Lors d’une conférence qui dure jusqu’à mardi soir, devant un parterre de près de 300 hommes d’affaires égyptiens installés à l’étranger, les ministres des Finances, du Commerce, de l’Agriculture, de l’Administration locale, du Travail, de l’Habitat et de l’Intérieur ont été chargés d’expliquer en quoi leur pays avait bien tourné le dos à l’économie étatique en vigueur à l’époque de Gamal Abdel Nasser (1952-1970).
«Le Parlement examinera en milieu de semaine un nouveau projet de loi sur les garanties et les encouragements à l’investissement», a déclaré le ministre de l’Agriculture Youssef Wali.

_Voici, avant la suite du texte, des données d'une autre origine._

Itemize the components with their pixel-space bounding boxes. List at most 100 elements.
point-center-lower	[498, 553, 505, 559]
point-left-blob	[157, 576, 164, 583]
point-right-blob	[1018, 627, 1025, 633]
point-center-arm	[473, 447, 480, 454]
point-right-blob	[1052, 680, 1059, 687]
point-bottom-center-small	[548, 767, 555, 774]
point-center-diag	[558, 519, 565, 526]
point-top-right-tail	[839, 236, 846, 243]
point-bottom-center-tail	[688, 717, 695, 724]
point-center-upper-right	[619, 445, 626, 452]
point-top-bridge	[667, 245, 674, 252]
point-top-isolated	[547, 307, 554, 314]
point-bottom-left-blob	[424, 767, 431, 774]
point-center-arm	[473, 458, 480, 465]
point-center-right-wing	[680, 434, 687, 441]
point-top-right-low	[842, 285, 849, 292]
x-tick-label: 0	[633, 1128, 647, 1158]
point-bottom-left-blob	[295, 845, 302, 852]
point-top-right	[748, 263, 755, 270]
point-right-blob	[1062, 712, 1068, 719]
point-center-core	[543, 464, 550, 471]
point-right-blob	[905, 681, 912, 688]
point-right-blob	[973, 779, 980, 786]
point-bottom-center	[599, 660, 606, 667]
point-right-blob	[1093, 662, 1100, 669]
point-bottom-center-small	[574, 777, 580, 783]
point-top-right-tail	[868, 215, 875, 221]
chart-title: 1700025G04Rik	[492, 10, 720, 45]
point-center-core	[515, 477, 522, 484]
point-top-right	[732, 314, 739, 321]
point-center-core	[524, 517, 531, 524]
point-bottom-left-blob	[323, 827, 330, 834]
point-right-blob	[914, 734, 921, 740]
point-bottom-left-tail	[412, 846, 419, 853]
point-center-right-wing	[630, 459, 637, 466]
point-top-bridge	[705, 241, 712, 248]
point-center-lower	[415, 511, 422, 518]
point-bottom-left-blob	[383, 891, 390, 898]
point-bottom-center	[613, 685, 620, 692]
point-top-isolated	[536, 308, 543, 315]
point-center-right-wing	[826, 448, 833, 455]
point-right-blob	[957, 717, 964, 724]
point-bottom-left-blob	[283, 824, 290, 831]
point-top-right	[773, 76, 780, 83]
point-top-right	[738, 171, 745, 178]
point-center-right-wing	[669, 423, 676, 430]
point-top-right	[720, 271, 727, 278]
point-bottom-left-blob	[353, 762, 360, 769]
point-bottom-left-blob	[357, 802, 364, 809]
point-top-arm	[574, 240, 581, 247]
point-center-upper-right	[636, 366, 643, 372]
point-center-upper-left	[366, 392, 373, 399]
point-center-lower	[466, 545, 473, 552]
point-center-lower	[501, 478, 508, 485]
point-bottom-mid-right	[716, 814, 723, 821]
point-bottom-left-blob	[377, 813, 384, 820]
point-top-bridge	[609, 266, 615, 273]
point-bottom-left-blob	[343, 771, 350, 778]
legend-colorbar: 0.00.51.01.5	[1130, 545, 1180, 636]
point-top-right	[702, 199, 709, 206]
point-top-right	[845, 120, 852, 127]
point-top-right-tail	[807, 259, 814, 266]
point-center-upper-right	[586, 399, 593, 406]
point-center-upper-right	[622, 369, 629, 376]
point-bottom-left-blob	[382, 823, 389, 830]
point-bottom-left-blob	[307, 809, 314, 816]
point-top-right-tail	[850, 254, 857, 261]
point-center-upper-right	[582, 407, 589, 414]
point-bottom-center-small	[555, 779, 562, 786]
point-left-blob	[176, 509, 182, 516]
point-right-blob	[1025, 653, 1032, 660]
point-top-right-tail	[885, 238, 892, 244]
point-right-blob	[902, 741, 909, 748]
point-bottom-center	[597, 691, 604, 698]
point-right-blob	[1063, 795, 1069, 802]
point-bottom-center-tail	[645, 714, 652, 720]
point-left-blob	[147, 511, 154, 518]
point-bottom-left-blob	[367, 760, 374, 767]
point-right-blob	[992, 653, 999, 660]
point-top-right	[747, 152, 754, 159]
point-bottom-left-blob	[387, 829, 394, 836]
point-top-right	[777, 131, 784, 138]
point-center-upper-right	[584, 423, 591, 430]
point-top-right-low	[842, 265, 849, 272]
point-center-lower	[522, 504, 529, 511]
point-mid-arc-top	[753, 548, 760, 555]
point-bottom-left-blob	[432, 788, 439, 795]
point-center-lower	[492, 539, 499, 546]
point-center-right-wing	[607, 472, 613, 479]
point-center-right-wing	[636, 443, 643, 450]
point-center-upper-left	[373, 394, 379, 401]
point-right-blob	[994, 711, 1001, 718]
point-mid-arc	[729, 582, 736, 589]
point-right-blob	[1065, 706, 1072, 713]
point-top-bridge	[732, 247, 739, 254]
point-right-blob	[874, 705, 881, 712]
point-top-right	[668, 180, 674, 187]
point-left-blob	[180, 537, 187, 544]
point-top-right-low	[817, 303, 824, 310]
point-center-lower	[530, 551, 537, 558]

Ce projet de loi, dont l’adoption est acquise, vraisemblablement la semaine prochaine, selon de bonnes sources, «interdit toute atteinte aux entreprises privées: pas de saisie, pas de nationalisation et pas de mise sous séquestre», a-t-il précisé.
Selon lui, il prévoit également diverses facilités comme «les exemptions d’impôt durant 20 ans pour tout investissement dans la Nouvelle vallée», lancée cette année par le président Hosni Moubarak pour mettre en valeur le sud-ouest du pays, actuellement désertique.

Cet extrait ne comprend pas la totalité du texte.